Progressive Tau Accumulation in Alzheimer Disease: 2-Year Follow-up Study

Abstract

Tau PET enables in vivo visualization and quantitation of tau accumulation in Alzheimer disease (AD). In cross-sectional tau PET studies, tau burden reflects disease severity and phenotypic variation. We investigated longitudinal changes in cortical tau accumulation and their association with cognitive decline in patients with AD. Methods: We enrolled 107 participants (45 amyloid-β-negative cognitively unimpaired [CU-], 7 amyloid-β-positive cognitively unimpaired [CU+], 31 with prodromal AD [mild cognitive impairment; MCI+], and 24 with AD dementia [DEM+]) who completed 2 baseline PET scans (¹⁸F-flortaucipir and ¹⁸F-florbetaben), MRI, and neuropsychologic tests. All participants underwent the same assessments after 2 y. After correcting for partial-volume effect, we created SUV ratio (SUVR) images. By using a linear mixed-effect model, we investigated the changes in SUVR across time within each group. We also investigated a correlation between the progression of tau accumulation and cognitive decline. Results: In contrast to no change in global cortical SUVR in the CU- and CU+ groups during the 2-y period, global cortical SUVR increased by 0.06 (2.9%) in the MCI+ group and 0.19 (8.0%) in the DEM+ group at follow-up. The MCI+ group was associated with additional tau accumulation predominantly in the medial and inferior temporal cortices, whereas the DEM+ group showed increases in the lateral temporal cortex. Progressive tau accumulation occurred in the diffuse cortical areas in the MCI+ patients who developed dementia and the DEM+ patients who showed deterioration of global cognition, whereas there was only a small increase of additional tau accumulation in the lateral temporal cortex in those who did not show worsening of cognition. Deterioration of global cognition and language functions was associated with progression of diffuse tau accumulation in the association neocortex. Conclusion: Progressive tau accumulation occurs in prodromal AD and DEM patients in the cortical areas at different levels of tau accumulation. Progression of cognitive dysfunction may be related to the additional tau accumulation in regions of higher Braak stage. ¹⁸F-flortaucipir PET is an imaging biomarker for monitoring the progression of AD.

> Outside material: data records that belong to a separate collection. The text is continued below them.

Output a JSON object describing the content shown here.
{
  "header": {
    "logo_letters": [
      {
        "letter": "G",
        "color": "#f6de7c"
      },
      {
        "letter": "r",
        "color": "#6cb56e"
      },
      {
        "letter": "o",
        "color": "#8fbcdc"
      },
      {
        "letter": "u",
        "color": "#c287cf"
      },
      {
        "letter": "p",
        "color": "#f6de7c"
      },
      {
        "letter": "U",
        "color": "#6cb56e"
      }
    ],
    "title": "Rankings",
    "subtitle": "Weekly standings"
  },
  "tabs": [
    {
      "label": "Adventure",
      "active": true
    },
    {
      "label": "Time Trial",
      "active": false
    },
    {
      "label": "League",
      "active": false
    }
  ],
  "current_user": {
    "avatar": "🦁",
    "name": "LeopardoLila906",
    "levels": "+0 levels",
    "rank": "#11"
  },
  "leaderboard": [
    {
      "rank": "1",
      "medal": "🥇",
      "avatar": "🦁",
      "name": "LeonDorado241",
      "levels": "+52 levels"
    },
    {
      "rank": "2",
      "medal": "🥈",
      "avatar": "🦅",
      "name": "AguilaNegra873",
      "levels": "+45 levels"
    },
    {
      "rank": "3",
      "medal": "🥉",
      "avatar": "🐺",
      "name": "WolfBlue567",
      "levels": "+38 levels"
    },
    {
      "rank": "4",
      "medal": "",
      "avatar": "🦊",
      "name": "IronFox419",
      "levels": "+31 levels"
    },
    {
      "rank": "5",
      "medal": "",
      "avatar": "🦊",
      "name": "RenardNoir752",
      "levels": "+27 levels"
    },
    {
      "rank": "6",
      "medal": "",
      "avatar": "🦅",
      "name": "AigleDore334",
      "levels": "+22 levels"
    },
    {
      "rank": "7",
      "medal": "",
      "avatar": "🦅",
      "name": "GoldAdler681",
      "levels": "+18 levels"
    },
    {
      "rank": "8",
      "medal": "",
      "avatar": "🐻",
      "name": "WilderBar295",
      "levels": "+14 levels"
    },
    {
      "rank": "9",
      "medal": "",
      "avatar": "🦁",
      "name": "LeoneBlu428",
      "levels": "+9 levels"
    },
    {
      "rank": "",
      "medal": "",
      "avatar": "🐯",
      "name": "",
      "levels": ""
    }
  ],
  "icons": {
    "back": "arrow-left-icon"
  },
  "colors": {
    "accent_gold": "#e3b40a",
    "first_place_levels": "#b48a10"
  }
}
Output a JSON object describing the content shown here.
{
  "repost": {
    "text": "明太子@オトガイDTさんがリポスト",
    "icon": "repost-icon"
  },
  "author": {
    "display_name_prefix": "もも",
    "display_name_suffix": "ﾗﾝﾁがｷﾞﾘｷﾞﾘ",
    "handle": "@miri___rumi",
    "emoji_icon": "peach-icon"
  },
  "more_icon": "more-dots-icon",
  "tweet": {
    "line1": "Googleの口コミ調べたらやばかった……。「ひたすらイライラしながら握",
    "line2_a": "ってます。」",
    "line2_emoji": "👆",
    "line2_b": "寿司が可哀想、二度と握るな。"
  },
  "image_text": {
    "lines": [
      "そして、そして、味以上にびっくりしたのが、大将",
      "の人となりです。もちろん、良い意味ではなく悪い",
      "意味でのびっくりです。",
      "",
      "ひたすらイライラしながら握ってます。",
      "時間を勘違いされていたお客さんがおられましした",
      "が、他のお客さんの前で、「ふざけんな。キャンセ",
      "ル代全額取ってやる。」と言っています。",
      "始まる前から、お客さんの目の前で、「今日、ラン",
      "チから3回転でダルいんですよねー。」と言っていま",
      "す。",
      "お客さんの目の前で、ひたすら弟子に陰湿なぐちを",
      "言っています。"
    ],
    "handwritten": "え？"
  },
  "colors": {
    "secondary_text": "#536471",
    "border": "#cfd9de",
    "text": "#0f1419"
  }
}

Keywords: 18F-flortaucipir; Alzheimer disease; longitudinal study; positron emission tomography; tau.

FIGURE 1.

Examples of ¹⁸F-flortaucipir PET SUVR images created with cerebellar crus as reference region and their longitudinal changes in PVE-corrected SUVR obtained at baseline and follow-up. (A) Examples of spatially normalized PET images uncorrected for PVE, with ¹⁸F-florbetaben and ¹⁸F-flortaucipir SUVR and MMSE scores presented below the images. (B) ¹⁸F-flortaucipir SUVR measured in global cortical gray matter and composite regions corresponding to different Braak stages. B = baseline; F = follow-up; G/A = sex/age; A and T = global cortical SUVR of ¹⁸F-florbetaben or ¹⁸F-flortaucipir PET, respectively; COR and UNC = SUVR with and without PVE correction, respectively.

FIGURE 2.

Longitudinal changes in PVE-corrected ¹⁸F-flortaucipir SUVR obtained with cerebellar crus as reference region. Regional changes and their statistical significance are shown at top. Horizontal bars in leftward (green) and rightward (red) directions represent P values in log scale with decrease and increase of regional uptake at follow-up, respectively. Vertical blue dotted lines represent cutoff P value of 0.05 (−log₁₀P = 1.3), and asterisks represent regions that survived correction for multiple comparisons. Surface-based analyses of longitudinal changes are shown at bottom. Mean increases in cortical ¹⁸F-flortaucipir SUVR (left) and cortical areas with significantly increased uptake at follow-up compared with those at baseline (right) are displayed on cortical surface. Only vertices that survived correction for multiple comparisons are displayed. For simplicity, negative changes are not displayed.

FIGURE 3.

Longitudinal changes in PVE-corrected ¹⁸F-flortaucipir SUVR obtained with cerebellar crus as reference region in MCI patients who progressed or did not progress to dementia and in AD patients who showed or did not show progression of cognitive dysfunction. (A) In VOI-based analysis, color bars represent P values in log scale, and horizontal bars in leftward (green) and rightward (red) directions represent P values in log scale with decrease and increase of regional uptake at follow-up, respectively. Vertical blue dotted lines represent cutoff P value of 0.05 (−log₁₀P = 1.3), and asterisks represent regions that survived correction for multiple comparisons. (B) In surface-based analysis, only vertices that survived correction for multiple comparisons are displayed. For simplicity, negative changes are not displayed. npMCI+ = MCI+ who did not progress to dementia; pMCI+ = MCI+ who progressed to dementia; npDEM+ = DEM+ who did not show progression; pDEM+ = DEM+ who showed progression.